The first and second electrical signals may have opposite polarity, such that an electrical signal in the active layer 202 may be defined based on the neighboring electrodes receiving different electrical signals.

The device 200 according to the second embodiment may be configured to be controlled for providing corresponding effects on the optical signal as described above for the device 100 according to the first embodiment.

Referring now to FIG. 5, a method for modulation of an optical signal will be described.

The method comprises generating 302 the optical signal in an active layer. The optical signal may be generated based on an incident light signal and/or an electrical signal in the active layer.

The method further comprises controlling 304 an electrical signal provided to each of a plurality of separate electrodes in an electrode layer arranged to extend along the active layer.

The electrode layer comprises a plurality of separate electrodes associated with respective parts of the active layer, wherein each electrode of the plurality of electrodes has a size of a cross-section in the electrode layer smaller than a wavelength of the optical signal and neighboring electrodes are separated by a distance smaller than the wavelength of the optical signal.

The electrical signal provided to each of the plurality of separate electrodes locally modulates an imaginary part of a refractive index of the active layer by locally controlling an electrical signal in the active layer.

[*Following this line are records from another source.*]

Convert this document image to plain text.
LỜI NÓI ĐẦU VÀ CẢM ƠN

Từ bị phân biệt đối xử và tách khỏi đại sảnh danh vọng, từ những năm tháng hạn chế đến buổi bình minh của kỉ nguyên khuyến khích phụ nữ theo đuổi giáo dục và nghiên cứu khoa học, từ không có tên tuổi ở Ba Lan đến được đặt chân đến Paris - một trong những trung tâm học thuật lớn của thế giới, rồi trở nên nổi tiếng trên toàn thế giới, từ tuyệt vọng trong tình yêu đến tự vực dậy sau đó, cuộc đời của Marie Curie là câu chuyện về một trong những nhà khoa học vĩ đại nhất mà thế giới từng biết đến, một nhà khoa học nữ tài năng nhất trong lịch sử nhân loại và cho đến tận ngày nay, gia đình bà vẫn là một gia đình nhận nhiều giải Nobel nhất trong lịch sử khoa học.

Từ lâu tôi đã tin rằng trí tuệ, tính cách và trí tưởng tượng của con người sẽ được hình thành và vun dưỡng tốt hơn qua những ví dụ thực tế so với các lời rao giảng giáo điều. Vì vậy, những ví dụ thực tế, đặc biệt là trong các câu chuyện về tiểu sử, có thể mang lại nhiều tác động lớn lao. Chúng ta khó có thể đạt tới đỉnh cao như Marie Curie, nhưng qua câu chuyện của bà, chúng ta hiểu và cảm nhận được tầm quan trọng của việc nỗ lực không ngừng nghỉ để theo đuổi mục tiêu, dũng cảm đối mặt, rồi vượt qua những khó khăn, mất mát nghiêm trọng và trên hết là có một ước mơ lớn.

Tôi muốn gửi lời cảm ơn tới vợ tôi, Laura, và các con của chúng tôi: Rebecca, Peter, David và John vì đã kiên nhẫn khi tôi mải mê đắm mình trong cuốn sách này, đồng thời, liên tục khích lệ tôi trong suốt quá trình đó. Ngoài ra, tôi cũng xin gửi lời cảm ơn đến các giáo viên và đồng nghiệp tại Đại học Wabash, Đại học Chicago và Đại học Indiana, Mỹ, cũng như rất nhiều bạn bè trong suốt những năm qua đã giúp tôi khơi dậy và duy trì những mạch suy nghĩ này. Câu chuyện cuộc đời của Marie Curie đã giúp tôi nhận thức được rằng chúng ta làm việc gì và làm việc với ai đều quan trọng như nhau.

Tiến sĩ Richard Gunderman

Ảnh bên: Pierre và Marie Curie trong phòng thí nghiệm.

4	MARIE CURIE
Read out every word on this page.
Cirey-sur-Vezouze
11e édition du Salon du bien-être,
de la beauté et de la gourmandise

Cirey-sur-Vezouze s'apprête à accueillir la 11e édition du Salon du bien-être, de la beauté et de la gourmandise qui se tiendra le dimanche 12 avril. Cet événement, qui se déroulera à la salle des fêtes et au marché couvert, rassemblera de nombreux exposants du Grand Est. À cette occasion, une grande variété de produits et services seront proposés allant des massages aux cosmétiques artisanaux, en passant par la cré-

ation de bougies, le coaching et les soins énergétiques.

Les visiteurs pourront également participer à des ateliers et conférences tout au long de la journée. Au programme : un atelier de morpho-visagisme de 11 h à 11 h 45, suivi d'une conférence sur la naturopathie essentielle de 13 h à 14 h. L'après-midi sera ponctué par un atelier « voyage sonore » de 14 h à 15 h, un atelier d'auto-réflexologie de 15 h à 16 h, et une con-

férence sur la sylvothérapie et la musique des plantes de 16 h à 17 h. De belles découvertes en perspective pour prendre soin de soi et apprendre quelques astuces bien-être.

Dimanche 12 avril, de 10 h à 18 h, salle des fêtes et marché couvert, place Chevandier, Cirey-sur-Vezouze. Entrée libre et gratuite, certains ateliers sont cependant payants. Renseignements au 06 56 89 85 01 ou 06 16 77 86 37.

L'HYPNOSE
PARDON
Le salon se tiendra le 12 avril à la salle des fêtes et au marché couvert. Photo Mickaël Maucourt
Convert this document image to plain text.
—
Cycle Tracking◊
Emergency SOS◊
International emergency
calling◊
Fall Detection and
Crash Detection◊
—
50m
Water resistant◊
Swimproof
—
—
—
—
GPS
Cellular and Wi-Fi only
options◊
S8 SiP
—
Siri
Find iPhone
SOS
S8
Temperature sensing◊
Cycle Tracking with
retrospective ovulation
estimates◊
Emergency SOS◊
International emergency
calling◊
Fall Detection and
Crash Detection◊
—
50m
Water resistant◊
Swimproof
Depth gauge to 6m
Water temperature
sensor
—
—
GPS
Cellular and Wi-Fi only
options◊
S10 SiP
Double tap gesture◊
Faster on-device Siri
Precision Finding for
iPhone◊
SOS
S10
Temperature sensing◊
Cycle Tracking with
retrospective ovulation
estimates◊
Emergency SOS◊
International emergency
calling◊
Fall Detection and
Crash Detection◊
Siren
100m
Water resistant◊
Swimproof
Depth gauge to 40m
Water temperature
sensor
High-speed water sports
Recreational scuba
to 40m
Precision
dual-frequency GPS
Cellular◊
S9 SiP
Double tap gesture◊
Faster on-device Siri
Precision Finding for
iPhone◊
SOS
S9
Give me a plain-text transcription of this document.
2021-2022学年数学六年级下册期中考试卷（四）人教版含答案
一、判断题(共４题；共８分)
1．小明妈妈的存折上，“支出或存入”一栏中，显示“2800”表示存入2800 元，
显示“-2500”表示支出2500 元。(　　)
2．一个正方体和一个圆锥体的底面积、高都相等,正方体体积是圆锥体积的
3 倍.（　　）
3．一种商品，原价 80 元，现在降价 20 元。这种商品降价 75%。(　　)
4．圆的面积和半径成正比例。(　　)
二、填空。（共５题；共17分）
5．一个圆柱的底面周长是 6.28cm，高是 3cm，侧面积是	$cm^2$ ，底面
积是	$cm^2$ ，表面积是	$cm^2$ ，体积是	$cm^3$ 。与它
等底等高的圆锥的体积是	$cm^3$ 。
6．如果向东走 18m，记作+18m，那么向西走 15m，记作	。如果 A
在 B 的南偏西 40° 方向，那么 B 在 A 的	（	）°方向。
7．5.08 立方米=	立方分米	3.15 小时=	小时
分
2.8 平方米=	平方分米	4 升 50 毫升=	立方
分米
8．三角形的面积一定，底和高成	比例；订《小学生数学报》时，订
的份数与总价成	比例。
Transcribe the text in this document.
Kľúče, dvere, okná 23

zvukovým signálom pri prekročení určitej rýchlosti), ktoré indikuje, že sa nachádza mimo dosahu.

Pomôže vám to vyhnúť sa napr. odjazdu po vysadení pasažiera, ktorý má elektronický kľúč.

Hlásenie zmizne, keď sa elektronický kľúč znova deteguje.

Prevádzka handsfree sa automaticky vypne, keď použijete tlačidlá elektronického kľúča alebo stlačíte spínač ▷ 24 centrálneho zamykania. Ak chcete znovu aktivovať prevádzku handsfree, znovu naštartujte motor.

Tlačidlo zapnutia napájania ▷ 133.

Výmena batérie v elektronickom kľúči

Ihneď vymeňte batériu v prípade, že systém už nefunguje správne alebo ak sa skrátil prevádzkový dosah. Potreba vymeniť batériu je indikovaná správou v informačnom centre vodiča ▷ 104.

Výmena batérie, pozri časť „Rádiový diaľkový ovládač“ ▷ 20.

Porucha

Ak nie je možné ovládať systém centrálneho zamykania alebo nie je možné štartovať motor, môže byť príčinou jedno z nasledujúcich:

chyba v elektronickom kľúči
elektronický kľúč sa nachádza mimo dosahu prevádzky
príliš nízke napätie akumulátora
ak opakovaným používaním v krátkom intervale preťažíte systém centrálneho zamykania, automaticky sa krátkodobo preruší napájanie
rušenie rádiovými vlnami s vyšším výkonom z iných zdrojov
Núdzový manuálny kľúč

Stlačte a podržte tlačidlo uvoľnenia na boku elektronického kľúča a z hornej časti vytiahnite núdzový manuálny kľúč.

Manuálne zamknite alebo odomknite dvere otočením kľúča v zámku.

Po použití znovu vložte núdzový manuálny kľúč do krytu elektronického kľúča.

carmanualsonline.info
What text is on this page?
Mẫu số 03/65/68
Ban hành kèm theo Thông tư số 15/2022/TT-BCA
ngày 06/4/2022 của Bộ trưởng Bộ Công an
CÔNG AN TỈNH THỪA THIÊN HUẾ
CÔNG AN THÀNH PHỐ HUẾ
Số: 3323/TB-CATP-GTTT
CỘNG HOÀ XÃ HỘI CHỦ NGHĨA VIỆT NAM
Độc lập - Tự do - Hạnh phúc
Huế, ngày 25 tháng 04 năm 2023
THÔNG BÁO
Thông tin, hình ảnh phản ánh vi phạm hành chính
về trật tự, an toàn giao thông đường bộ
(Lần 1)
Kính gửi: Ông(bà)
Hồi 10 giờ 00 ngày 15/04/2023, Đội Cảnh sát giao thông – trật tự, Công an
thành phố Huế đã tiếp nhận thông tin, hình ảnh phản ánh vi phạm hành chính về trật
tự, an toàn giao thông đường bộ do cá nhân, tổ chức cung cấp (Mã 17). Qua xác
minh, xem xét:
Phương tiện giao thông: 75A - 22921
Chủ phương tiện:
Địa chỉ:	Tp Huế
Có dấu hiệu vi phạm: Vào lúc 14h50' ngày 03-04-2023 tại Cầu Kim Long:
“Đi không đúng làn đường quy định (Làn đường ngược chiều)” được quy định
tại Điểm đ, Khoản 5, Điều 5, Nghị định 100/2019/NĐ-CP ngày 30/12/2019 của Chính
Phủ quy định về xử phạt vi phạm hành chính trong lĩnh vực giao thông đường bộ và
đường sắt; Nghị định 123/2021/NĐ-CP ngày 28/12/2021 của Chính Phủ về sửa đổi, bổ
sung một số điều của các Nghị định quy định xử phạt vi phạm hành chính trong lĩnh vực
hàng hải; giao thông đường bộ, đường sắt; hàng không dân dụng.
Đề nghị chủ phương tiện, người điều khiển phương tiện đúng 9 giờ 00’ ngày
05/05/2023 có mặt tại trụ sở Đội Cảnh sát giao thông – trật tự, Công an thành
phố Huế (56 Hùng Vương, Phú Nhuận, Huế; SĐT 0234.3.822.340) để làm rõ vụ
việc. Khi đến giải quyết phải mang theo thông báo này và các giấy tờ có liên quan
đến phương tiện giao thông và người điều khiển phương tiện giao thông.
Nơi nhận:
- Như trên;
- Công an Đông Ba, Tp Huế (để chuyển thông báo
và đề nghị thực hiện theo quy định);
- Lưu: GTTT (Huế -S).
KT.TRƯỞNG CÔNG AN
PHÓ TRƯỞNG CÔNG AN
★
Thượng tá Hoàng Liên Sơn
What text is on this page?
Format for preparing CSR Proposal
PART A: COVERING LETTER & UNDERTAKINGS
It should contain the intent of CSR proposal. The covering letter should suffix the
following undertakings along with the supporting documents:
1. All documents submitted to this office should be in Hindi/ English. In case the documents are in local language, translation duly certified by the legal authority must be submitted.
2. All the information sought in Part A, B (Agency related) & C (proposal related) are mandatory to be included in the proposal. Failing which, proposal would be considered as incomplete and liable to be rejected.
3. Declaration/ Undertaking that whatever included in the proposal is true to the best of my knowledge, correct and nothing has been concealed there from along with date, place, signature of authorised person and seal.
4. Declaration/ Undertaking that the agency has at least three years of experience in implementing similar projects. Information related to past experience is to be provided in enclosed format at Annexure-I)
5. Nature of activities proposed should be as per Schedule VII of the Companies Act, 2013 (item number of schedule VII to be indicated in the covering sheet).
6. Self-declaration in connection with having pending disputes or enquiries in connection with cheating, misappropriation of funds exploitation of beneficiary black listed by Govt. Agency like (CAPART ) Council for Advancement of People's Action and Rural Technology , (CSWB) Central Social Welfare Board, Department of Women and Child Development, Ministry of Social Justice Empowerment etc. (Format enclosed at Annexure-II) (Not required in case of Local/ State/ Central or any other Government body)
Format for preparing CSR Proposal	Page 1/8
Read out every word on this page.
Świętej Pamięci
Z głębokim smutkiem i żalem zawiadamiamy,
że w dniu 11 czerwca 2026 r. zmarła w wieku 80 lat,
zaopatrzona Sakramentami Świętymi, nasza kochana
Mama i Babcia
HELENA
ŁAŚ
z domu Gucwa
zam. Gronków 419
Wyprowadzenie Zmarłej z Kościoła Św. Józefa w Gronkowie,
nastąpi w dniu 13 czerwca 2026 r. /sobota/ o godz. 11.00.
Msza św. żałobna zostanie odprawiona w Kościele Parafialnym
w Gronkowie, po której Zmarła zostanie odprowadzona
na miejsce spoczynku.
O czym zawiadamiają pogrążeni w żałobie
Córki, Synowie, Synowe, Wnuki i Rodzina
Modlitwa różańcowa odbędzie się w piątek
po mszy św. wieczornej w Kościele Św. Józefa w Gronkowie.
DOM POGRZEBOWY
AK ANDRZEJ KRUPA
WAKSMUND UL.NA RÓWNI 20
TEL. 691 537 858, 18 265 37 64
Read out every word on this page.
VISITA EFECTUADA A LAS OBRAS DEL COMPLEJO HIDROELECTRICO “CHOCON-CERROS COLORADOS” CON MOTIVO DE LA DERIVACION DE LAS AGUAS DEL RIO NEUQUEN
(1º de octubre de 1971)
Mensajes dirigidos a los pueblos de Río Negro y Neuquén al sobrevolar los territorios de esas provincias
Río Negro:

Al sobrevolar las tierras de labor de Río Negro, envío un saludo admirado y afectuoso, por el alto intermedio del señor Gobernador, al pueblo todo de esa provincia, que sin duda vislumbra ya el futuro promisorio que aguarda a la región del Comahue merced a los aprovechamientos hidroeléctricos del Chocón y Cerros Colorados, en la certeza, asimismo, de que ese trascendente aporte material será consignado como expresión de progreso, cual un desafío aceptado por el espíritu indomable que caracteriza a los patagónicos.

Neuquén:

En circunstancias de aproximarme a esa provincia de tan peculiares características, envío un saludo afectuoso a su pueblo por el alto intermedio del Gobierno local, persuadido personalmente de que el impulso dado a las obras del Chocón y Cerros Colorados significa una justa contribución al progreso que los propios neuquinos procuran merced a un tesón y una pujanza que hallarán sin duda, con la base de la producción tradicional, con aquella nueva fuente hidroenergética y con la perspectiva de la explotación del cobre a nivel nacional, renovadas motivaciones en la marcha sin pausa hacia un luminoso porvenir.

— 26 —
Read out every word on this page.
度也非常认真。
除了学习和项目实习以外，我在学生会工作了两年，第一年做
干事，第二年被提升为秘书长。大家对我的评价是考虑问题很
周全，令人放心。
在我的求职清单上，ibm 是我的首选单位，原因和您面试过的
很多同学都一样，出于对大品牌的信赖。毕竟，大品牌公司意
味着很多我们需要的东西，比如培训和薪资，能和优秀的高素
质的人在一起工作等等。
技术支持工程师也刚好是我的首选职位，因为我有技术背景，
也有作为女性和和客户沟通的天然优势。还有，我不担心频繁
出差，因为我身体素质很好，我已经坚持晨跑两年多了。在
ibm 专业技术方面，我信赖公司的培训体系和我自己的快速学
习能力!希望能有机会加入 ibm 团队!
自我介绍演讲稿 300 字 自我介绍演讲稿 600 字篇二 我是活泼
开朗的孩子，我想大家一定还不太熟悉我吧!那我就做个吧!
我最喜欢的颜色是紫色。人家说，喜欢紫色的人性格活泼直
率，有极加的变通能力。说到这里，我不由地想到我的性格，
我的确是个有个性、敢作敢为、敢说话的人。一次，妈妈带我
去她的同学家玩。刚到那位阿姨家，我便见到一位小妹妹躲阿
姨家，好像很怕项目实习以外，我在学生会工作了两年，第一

The method may comprise controlling the electrical signal in the active layer by controlling electrical signals provided to neighboring electrodes in the electrode layer so as to control the electrical signal in the active layer between the neighboring electrodes.

Alternatively, the method may comprise controlling the electrical signal in the active layer by controlling the electrical signal in an electrode in the electrode layer in relation to an electrical signal provided to another electrode layer arranged on an opposite side of the active layer. Thus, the electrical signal in the active layer may be controlled based on electrical signals to electrodes provided on opposite sides of the active layer.

In the above the inventive concept has mainly been described with reference to a limited number of examples. However, as is readily appreciated by a person skilled in the art, other examples than the ones disclosed above are equally possible within the scope of the inventive concept, as defined by the appended claims.